As novas medidas, porém, estão na dependência de um acordo para interromper o contrato de terceirização que transferiu o comando do clube à Sociedade Amigos do Londrina (SAL). Guergoletto, mesmo assim, já elaborou um esboço das principais decisões que pretende tomar. Uma delas: o técnico Varlei de Carvalho está fora dos planos. Claudinho, ex-Portuguesa Londrinense e auxiliar de Varlei na recente campanha da Série B, é um dos nomes mais cotados para ocupar o cargo de treinador.
Outra alternativa, segundo Guergoletto, é Otavinho, ex-jogador do Coritiba e da Pontagrossense, que ainda trabalhou como professor da Universidade Estadual de Londrina (UEL) na cadeira de futebol. ‘‘Queremos adotar soluções mais realistas e caseiras’’, disse Guergoletto.
O coordenador-geral recorre ao mesmo raciocínio para justificar os critérios a serem utilizados na montagem da equipe que vai disputar a Série A-2 (segunda divisão) do Campeonato Paranaense. Segundo ele, a idéia é recontratar apenas três ou quatro jogadores que defenderam o time no Brasileiro, citando o goleiro Renato, o zagueiro Ivanildo, o ala esquerdo Arnaldo e o volante Wagner.
Os demais, esclarece Guergoletto, fogem dos padrões financeiros que o clube deve implantar. Quanto ao atacante Luiz Carlos, Guergoletto disse que o São Paulo não admite prorrogar o empréstimo, acrescentando que o futuro planejamento prevê a mescla da base usada na Série B com juniores.

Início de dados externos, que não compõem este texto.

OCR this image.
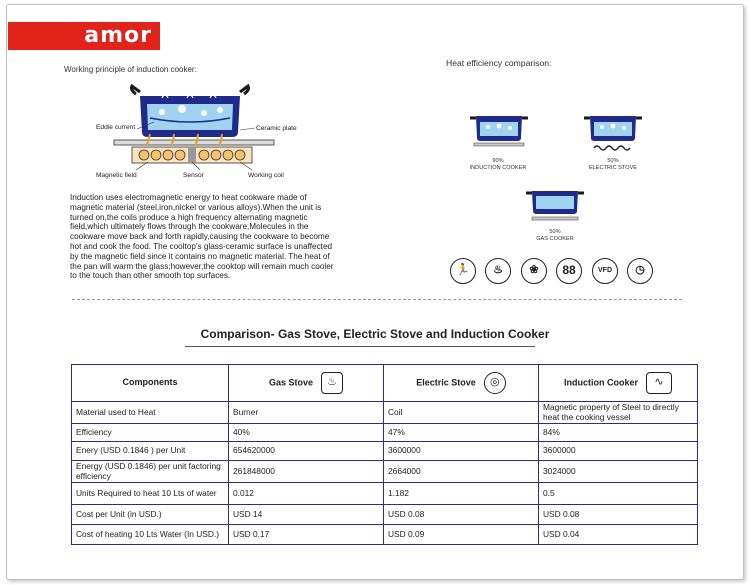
amor
Working principle of induction cooker:
Eddie current	Ceramic plate
Magnetic field	Sensor	Working coil
Induction uses electromagnetic energy to heat cookware made of magnetic material (steel,iron,nickel or various alloys).When the unit is turned on,the coils produce a high frequency alternating magnetic field,which ultimately flows through the cookware,Molecules in the cookware move back and forth rapidly,causing the cookware to become hot and cook the food. The cooltop's glass-ceramic surface is unaffected by the magnetic field since it contains no magnetic material. The heat of the pan will warm the glass;however,the cooktop will remain much cooler to the touch than other smooth top surfaces.
Heat efficiency comparison:
90%
INDUCTION COOKER
50%
ELECTRIC STOVE
50%
GAS COOKER
🏃	♨	❀	88	VFD	◷
Comparison- Gas Stove, Electric Stove and Induction Cooker
Components	Gas Stove ♨	Electric Stove ◎	Induction Cooker ∿
Material used to Heat	Burner	Coil	Magnetic property of Steel to directly heat the cooking vessel
Efficiency	40%	47%	84%
Enery (USD 0.1846 ) per Unit	654620000	3600000	3600000
Energy (USD 0.1846) per unit factoring efficiency	261848000	2664000	3024000
Units Required to heat 10 Lts of water	0.012	1.182	0.5
Cost per Unit (in USD.)	USD 14	USD 0.08	USD 0.08
Cost of heating 10 Lts Water (In USD.)	USD 0.17	USD 0.09	USD 0.04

Ele antecipou que o centroavante Serginho Brasília, revelado pelo próprio Londrina e que estava no XV de Piracicaba, seria uma das únicas contratações.

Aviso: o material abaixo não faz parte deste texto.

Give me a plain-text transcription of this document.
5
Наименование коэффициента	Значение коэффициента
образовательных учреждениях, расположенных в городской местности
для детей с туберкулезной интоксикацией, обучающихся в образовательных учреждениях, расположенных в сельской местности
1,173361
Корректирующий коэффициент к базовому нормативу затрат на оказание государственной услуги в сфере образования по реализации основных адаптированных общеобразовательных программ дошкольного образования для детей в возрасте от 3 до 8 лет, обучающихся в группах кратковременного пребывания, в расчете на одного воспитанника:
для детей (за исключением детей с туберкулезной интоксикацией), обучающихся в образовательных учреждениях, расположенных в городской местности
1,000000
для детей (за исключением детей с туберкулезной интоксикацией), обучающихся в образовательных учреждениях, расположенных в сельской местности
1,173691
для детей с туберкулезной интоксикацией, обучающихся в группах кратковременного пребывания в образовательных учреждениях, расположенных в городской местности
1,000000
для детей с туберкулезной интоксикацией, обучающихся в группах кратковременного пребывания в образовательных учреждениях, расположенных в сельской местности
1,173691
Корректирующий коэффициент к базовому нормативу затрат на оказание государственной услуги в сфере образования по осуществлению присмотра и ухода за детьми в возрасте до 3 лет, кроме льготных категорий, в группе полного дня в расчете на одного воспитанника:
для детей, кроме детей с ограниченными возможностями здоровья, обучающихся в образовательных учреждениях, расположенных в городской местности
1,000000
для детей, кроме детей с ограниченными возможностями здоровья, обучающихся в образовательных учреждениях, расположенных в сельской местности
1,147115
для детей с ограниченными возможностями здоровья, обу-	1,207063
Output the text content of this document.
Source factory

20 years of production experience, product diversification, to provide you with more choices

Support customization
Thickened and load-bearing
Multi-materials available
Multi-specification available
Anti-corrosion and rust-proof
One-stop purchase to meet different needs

Independentemente de a SAL encerrar ou não a terceirização - legalmente, o grupo poderia administrar o clube até o ano 2000 - Guergoletto acha que o Londrina ‘precisa desvincular-se urgentemente do poder público’. ‘‘Se não criarmos uma estrutura sólida e independente, nunca poderemos caminhar sozinhos. Chega de perambular de chapéu nas mãos’’, reafirmou Guergoletto, ao repetir a tese de que o Londrina não pode mais permanecer atrelado à ajuda financeira do prefeito Antonio Belinati.
Guergoletto revelou que um ‘influente empresário’ da cidade está disposto a liderar ‘o novo grupo’ que passaria a administrar o Londrina. Uma das exigências, porém, é que as dívidas ‘estejam absolutamente sob controle’. ‘‘Solicitei ao Antonio Amaral (presidente do Conselho Deliberativo) que me entregue um amplo levantamento das penhoras e das ações trabalhistas que correm contra o Londrina. Mas não vou reconhecer dívidas podres ou fictícias. É bom que tudo seja feito às claras.’’

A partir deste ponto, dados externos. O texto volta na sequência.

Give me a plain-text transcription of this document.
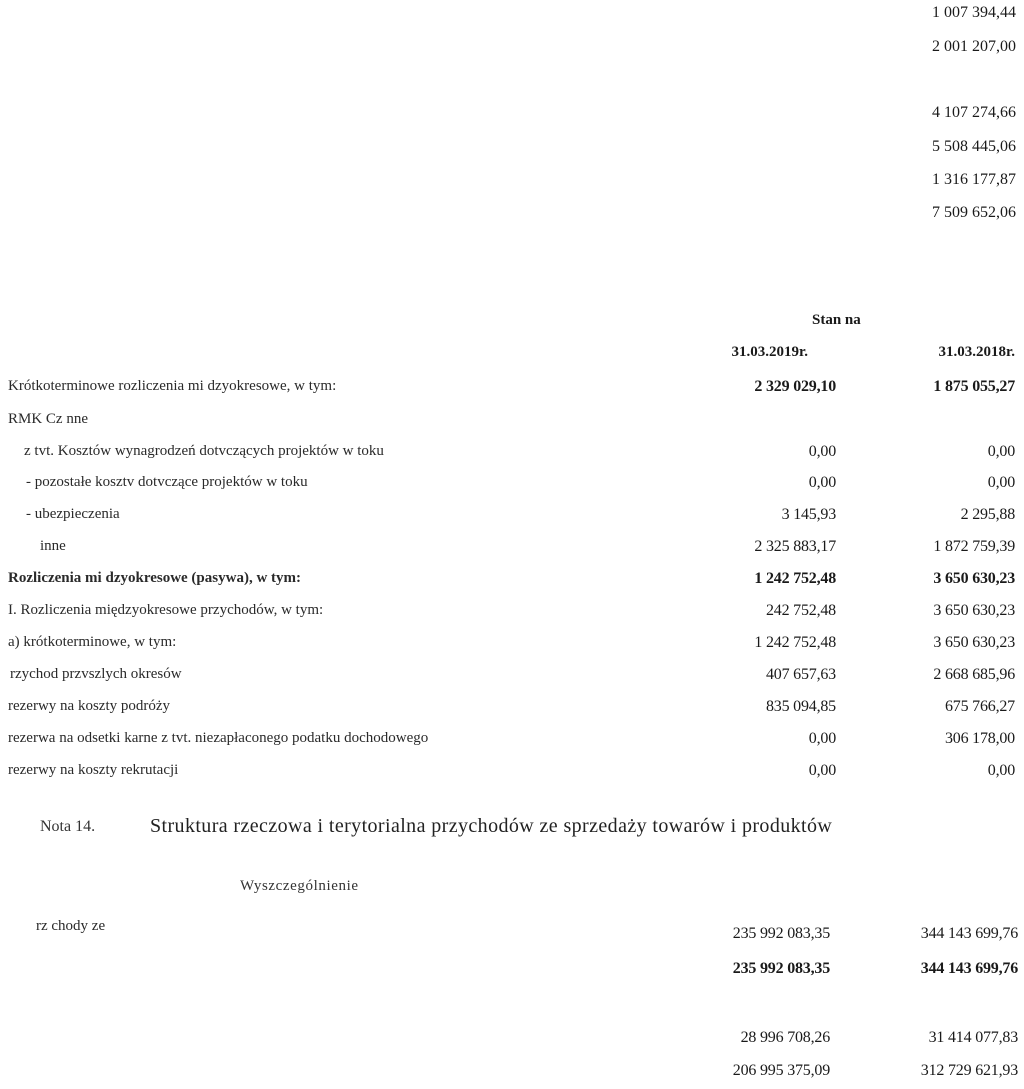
1 007 394,44
2 001 207,00
4 107 274,66
5 508 445,06
1 316 177,87
7 509 652,06
Stan na
31.03.2019r.	31.03.2018r.
Krótkoterminowe rozliczenia mi dzyokresowe, w tym:	2 329 029,10	1 875 055,27
RMK Cz nne
z tvt. Kosztów wynagrodzeń dotvczących projektów w toku	0,00	0,00
- pozostałe kosztv dotvczące projektów w toku	0,00	0,00
- ubezpieczenia	3 145,93	2 295,88
inne	2 325 883,17	1 872 759,39
Rozliczenia mi dzyokresowe (pasywa), w tym:	1 242 752,48	3 650 630,23
I. Rozliczenia międzyokresowe przychodów, w tym:	242 752,48	3 650 630,23
a) krótkoterminowe, w tym:	1 242 752,48	3 650 630,23
rzychod przvszlych okresów	407 657,63	2 668 685,96
rezerwy na koszty podróży	835 094,85	675 766,27
rezerwa na odsetki karne z tvt. niezapłaconego podatku dochodowego	0,00	306 178,00
rezerwy na koszty rekrutacji	0,00	0,00
Nota 14.	Struktura rzeczowa i terytorialna przychodów ze sprzedaży towarów i produktów
Wyszczególnienie
rz chody ze	235 992 083,35	344 143 699,76
235 992 083,35	344 143 699,76
28 996 708,26	31 414 077,83
206 995 375,09	312 729 621,93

Até as 20 horas de ontem, Amaral e os representantes da SAL, Marcos Alexandre Domingues e Mauro Viotto, não haviam concluído o encontro que discutia um eventual acordo para o fim do contrato de terceirização. Um dos pontos polêmicos: a SAL cobra o ressarcimento do dinheiro que teria investido no clube. Comentam que o total alcançaria entre R$ 500 mil e R$ 600 mil.